Um Selbstfindung geht es und wie ihn die neue Heimat empfangen hat. Innenkonflikte der türkischen Diaspora macht »Hüzün« sichtbar und bedeutet damit einen weiteren Schritt hin zu einem eigenständigen Tanztheater auf Basis des Hip-Hop.
Zu Anfang zeigt ein Video, was türkische Frauen so über Männer denken. Von Macho bis kinderlieb seien sie, daheim weit weniger dominant als in der Öffentlichkeit. Nervös marschiert auf der Bühne unter der Leinwand ein alter Mann in den Kolonnaden eines Hauses auf und ab; hinter Gaze sieht man vier Gestalten. Mit gesenktem Kopf bilden sechs Spieler eine Reihe, gehen langsam auf die Zuschauer zu, hinein ins Leben. Versonnene Musik, live erzeugt von Nevzat Akpinar auf einer Baglama, der türkischen Langhalslaute, begleitet sie bei ihrem Zug mit Flugpose. Ein Junge tanzt wild, wird mehrfach von der Teig knetenden Mutter heimgerufen, bis sie ihn an den Ohren zieht: Du bleibst jetzt hier. Dort aber ist er Anwürfen, Kommandos und Beschuldigungen ausgesetzt, wird gehetzt, hält sich beim Streit der Eltern die Ohren zu. Hör auf zu weinen, alle sehen uns zu, herrscht ihn der Vater an.

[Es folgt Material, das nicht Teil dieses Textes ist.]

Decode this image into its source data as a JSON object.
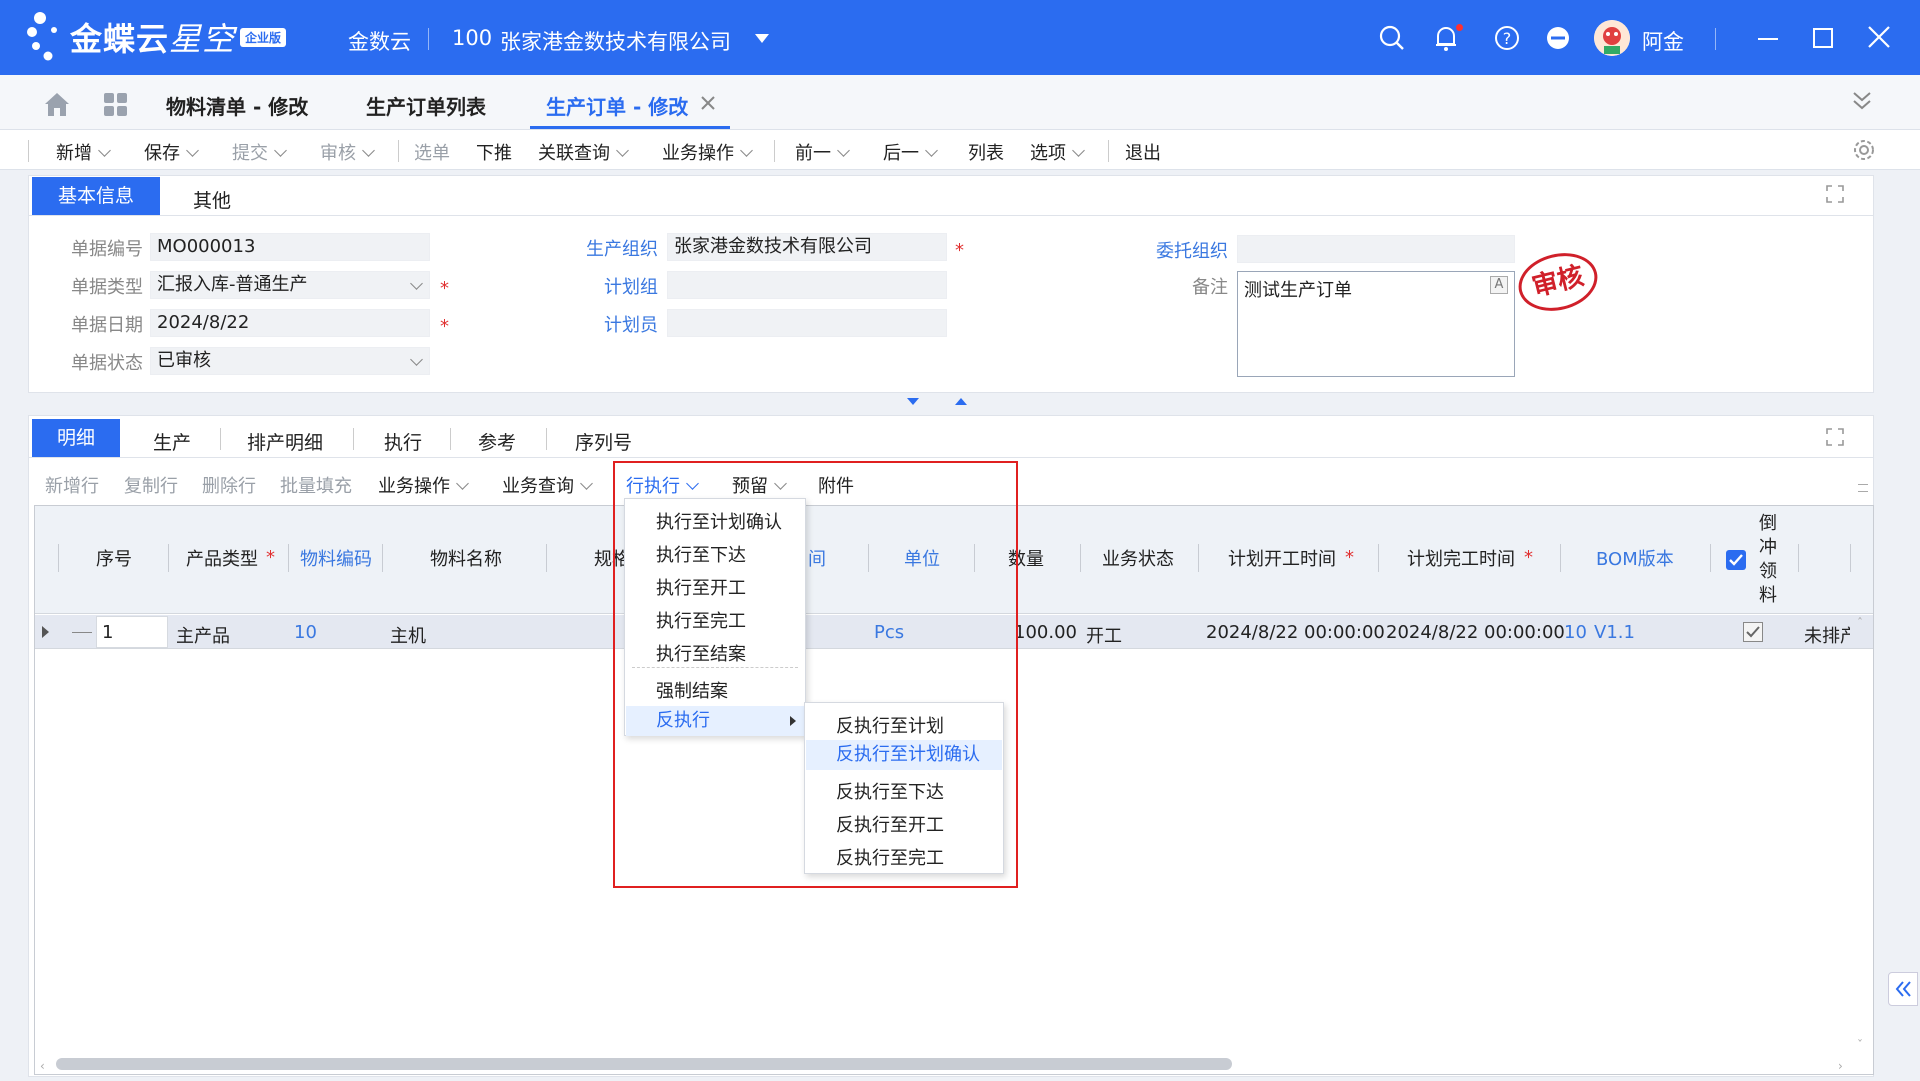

Percussion, Baglama und Teigschlagen geben den Rhythmus für ein Solo, das auch Folkloreschritte einbezieht und in der Körperverknotung endet. Das gesprochene Wort wird dann konkret.
Von ihrer Beschneidung berichten zwei Männer, ohne Betäubung, mit dem Rasiermesser, beinah gestorben sind sie als Kinder vor Schmerz und an den Blutungen, du bist jetzt ein Mann, hieß es. Die Eltern wollten nach Deutschland, ließen den Jungen mit vier bei einem Onkel zurück. Der Lehrer schlug mit dem Gebetskranz, bis die Perlen fielen. Nur auf der Weide beim Schafehüten und Singen war dem Jungen wohl. Dann holten ihn die Eltern nach Berlin, waren ihm fremd geworden, verloren fühlte er sich mit 12 in der großen Stadt. Und wird wieder gehetzt, diesmal von den eigenen Leuten, die ihm klarmachen, wer nicht reagiert, ist Opfer. Drogen, Geld, Frauen bilden ihr magisches Dreieck, hart sind die Regeln der Straße, Spucken und Genitalfassen Gesten des Mannes.
Ein verwackeltes Video erinnert an die alte Heimat, zwei Gedichte stehen für die beiden Sehnsüchte: eine nach Istanbul, die andere nach Berlin.
Ein Mann wird Soldat, marschiert und schießt drei in den Tod, ehe er selbst fällt. Eine Frau spielt mit einem roten Tuch, das von der Mantilla zu Rock und Schleier wird; ihr Tanz pendelt zwischen Flamenco und Hip-Hop. Krude reden im Video türkische Männer über sich: Ich bringe meiner kranken Frau Wasser, wenn sie mich darum bittet, sagt einer. Halb tot lacht sich da die Teigkneterin, verunsichert den jungen Mann, als er sich ihr nähern will und tanzend die eigene Identität befragt. Es ist der alte Mann, der die Fassade des Hauses zum Wanken bringt. Wieder findet sich die Reihe zum gedehnten Vorwärtsgang, endet in Keilformation, diesmal mit der Frau an der Spitze. Ein mutiger, hoffnungsvoller Schluss, Aufruf zugleich an die eigene Community zur Veränderung.
Drei Schauspieler und drei Tänzer transportieren den vieldeutig interpretierbaren »Schmerzlichen Verlust«. Mit seinem virtuosen Tanz ist Louis Becker glaubhaft der Junge zwischen allen Fronten.